Reza Rasenda, sang desainer pemenang logo ini, menyebutkan bahwa motif wastra yang ia gunakan mencerminkan “semangat merajut kebudayaan dengan gotong royong.”
Namun, di sisi lain, peluncuran logo ini juga memperlihatkan bahwa estetika visual tak bisa berdiri sendiri. Ada lapisan politik identitas yang memengaruhi bagaimana publik menerimanya. Di bawah kepemimpinan Fadli Zon, yang dikenal dengan retorika kebudayaannya yang vokal, Kemenkebud tampaknya berupaya meneguhkan posisi budaya sebagai pilar kebangsaan. Tapi, apakah upaya ini sudah cukup untuk menyatukan masyarakat dalam semangat budaya yang sama?
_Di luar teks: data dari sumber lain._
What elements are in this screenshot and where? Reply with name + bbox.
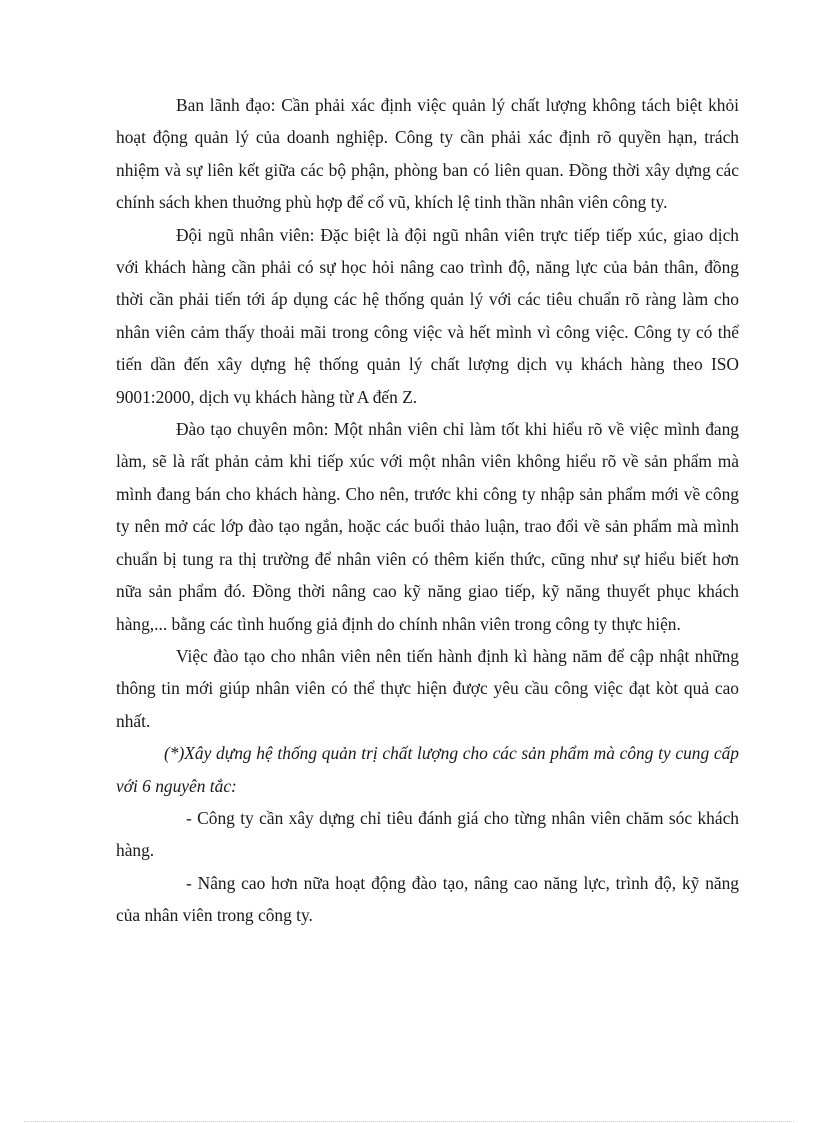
quality-system-heading: (*)Xây dựng hệ thống quản trị chất lượng cho các sản phẩm mà công ty cung cấp với 6 nguyên tắc: <box>116 743 739 796</box>
paragraph-leadership: Ban lãnh đạo: Cần phải xác định việc quản lý chất lượng không tách biệt khỏi hoạt động quản lý của doanh nghiệp. Công ty cần phải xác định rõ quyền hạn, trách nhiệm và sự liên kết giữa các bộ phận, phòng ban có liên quan. Đồng thời xây dựng các chính sách khen thuởng phù hợp để cổ vũ, khích lệ tinh thần nhân viên công ty. <box>116 95 739 213</box>
paragraph-training: Đào tạo chuyên môn: Một nhân viên chỉ làm tốt khi hiểu rõ về việc mình đang làm, sẽ là rất phản cảm khi tiếp xúc với một nhân viên không hiểu rõ về sản phẩm mà mình đang bán cho khách hàng. Cho nên, trước khi công ty nhập sản phẩm mới về công ty nên mở các lớp đào tạo ngắn, hoặc các buổi thảo luận, trao đổi về sản phẩm mà mình chuẩn bị tung ra thị trường để nhân viên có thêm kiến thức, cũng như sự hiểu biết hơn nữa sản phẩm đó. Đồng thời nâng cao kỹ năng giao tiếp, kỹ năng thuyết phục khách hàng,... bằng các tình huống giả định do chính nhân viên trong công ty thực hiện. <box>116 419 739 634</box>
paragraph-annual-training: Việc đào tạo cho nhân viên nên tiến hành định kì hàng năm để cập nhật những thông tin mới giúp nhân viên có thể thực hiện được yêu cầu công việc đạt kòt quả cao nhất. <box>116 645 739 731</box>
footer-divider <box>24 1121 794 1122</box>
document-body <box>116 89 739 932</box>
bullet-item: - Nâng cao hơn nữa hoạt động đào tạo, nâng cao năng lực, trình độ, kỹ năng của nhân viên trong công ty. <box>116 872 739 926</box>
bullet-item: - Công ty cần xây dựng chỉ tiêu đánh giá cho từng nhân viên chăm sóc khách hàng. <box>116 807 739 861</box>
paragraph-staff: Đội ngũ nhân viên: Đặc biệt là đội ngũ nhân viên trực tiếp tiếp xúc, giao dịch với khách hàng cần phải có sự học hỏi nâng cao trình độ, năng lực của bản thân, đồng thời cần phải tiến tới áp dụng các hệ thống quản lý với các tiêu chuẩn rõ ràng làm cho nhân viên cảm thấy thoải mãi trong công việc và hết mình vì công việc. Công ty có thể tiến dần đến xây dựng hệ thống quản lý chất lượng dịch vụ khách hàng theo ISO 9001:2000, dịch vụ khách hàng từ A đến Z. <box>116 224 739 407</box>
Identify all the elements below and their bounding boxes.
Munculnya kritik terhadap logo ini mengajarkan bahwa budaya bukan hanya soal estetika, tetapi juga soal ketelitian dan penghormatan terhadap audiens. Sebagaimana diungkapkan oleh kritikus budaya, Prof. Bambang Sugiharto, “Budaya adalah narasi yang terus hidup. Dalam setiap simbol dan representasi, ada tanggung jawab untuk menjaga cerita itu tetap otentik dan relevan.”
Jadi, pada akhirnya, logo baru Kemenkebud bukan lagi sekadar representasi visual, tetapi juga menjadi percakapan yang terus berkembang. Ia adalah simbol, sekaligus undangan untuk berdialog –-baik tentang makna budaya, maupun cara kita menghormati dan merayakannya dalam kehidupan sehari-hari. Seperti layaknya anyaman, kekuatan logo ini akan ditentukan oleh bagaimana ia mampu mengikat elemen-elemen yang berbeda menjadi satu kesatuan yang kokoh. Nampaknya Kemenkebud ini harus membaca buku No Logo No Logo oleh Naomi Klein atau memanggil ahli Storyteller, Analis Iklan dan Pencitraan WA Wicaksonountuk dialog diskusi soal logo karena logo ini kan bukan untuk sekadar hanya 5 tahun kedepan dan perlu hal ini agar tak salah melangkah. Bukankah ini akan lebih baik untuk kita semuan dan untuk budaya kita yang punya nilai luhur dan martabat bangsa tinggi. Tabik…!!!
*)Pemimpin Redaksi SENI.CO.ID dan pernah bekerja di Fortune Indonesia Advertising Tbk.